6pm Spiral Scratch Records, 291 Bryant Street (882-3200 /

Sunday, February 17


Thrash metal fans from the 1980’s will finally have the chance to take a time machine back to that era and relive some of their youth this weekend. It’s not thrash’s “Big Four”, but this Sunday (Feb 17) the Town Ballroom will showcase a few of the other founding fathers and unite various regional scenes in one show. Headlining the night of speed and aggression is Bay Area thrash legends, Testament, who are touring in support of their album Dark Roots of Earth, which was released last summer. Next on the bill is East Coasters, Overkill, who bring more of a punk and hardcore inspired version of thrash to the table. They are also touring in support of their album that they released early last year, The Electric Age. Rounding out the night are Flotsam & Jetsam and up-and-comers, 4arm. Compared to the rest of the titans on the bill, 4arm are babies, having only been around since 2004. They bring a fresh and current version of thrash though that fits in well with this classic lineup. Even with the eclectic mix of thrash styles, you can be sure that this night is going to have tons of shredding, fast-paced drums, and enough nostalgia to make you wish you wore your battle jacket and brought your air guitar.

- jeremiah shea

6pm Town Ballroom, 681 Main St. (852-3900 / $26 advance, $29 day of show

Thursday, February 21

Elephant Revival

Banjo, mandolin, bass, fiddle, washboard, djembe, drums, guitar and stompbox; these are the tools used by folk band Elephant Revival and they certainly know how to use them.

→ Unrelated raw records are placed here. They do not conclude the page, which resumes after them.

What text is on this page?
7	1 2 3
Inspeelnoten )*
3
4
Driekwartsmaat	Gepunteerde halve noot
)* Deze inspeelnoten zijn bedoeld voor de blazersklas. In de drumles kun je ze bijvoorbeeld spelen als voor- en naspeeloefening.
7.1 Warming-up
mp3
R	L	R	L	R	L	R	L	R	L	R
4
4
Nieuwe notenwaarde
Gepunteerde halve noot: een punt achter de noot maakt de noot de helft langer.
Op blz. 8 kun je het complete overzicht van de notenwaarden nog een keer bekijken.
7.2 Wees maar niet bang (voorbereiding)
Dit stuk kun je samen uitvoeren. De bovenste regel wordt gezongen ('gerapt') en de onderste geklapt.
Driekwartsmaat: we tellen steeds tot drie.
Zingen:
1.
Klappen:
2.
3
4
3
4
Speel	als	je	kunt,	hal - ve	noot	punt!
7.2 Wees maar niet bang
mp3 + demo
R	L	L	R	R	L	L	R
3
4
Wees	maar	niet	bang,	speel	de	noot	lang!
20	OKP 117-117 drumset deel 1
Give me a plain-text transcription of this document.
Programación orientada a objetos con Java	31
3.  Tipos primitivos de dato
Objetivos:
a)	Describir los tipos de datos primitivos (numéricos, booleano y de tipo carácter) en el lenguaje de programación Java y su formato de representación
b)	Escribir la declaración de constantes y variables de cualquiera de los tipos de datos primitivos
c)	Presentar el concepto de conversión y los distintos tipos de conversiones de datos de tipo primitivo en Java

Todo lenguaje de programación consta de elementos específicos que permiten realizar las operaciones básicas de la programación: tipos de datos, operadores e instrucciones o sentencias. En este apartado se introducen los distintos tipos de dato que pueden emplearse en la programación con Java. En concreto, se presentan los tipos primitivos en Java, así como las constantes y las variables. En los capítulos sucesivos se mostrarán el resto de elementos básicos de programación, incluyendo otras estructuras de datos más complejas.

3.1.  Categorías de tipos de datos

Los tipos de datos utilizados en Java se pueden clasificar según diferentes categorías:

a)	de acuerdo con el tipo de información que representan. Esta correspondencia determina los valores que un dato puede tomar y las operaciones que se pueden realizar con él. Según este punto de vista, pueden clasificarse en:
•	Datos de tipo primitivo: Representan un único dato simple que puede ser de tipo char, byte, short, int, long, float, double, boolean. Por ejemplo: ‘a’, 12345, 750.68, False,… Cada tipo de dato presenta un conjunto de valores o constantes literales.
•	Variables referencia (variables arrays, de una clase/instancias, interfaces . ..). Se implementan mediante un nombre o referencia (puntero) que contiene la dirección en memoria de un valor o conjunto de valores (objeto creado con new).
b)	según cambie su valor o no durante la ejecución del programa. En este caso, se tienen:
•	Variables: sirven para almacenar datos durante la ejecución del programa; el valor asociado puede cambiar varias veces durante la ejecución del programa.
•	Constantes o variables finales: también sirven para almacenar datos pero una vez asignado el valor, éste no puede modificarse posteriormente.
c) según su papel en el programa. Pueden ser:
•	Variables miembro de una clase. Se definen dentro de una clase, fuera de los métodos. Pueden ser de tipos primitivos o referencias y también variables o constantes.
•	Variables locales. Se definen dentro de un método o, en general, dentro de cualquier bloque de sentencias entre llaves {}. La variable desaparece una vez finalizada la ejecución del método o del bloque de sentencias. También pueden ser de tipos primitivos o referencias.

If you ask them, this five-piece band from Colorado, who formed in 2006, would tell you that they’re a “neo-acoustic folk string band” or “transcendental folk” with Celtic, gypsy, funk, rock, and bluegrass influences, but what they really are is simply a very talented band with a flexible sound. Their latest record, 2012’s It’s Alive, a full length album disguised as an EP, has not been very widely heard or reviewed but to those who have given it a listen it, it rivals some of best folk records of the last few years. The sound is rich with heartfelt lyrics, interesting percussion, and plenty of virtuosic strumming. The sound of stringed instruments varies from delicate, on songs like “Wakes Only Daughter” and “To and From,” to powerful on tracks like “Tam Lin Set” and “Quill Pen Feather,” which climaxes with an excited fiddle and banjo solo. Elephant Revival will perform live at Babeville’s Ninth Ward next Thursday (Feb 21). This show was originally scheduled for February 26th but has been moved. Tickets purchased for the February 26th date will still be honored.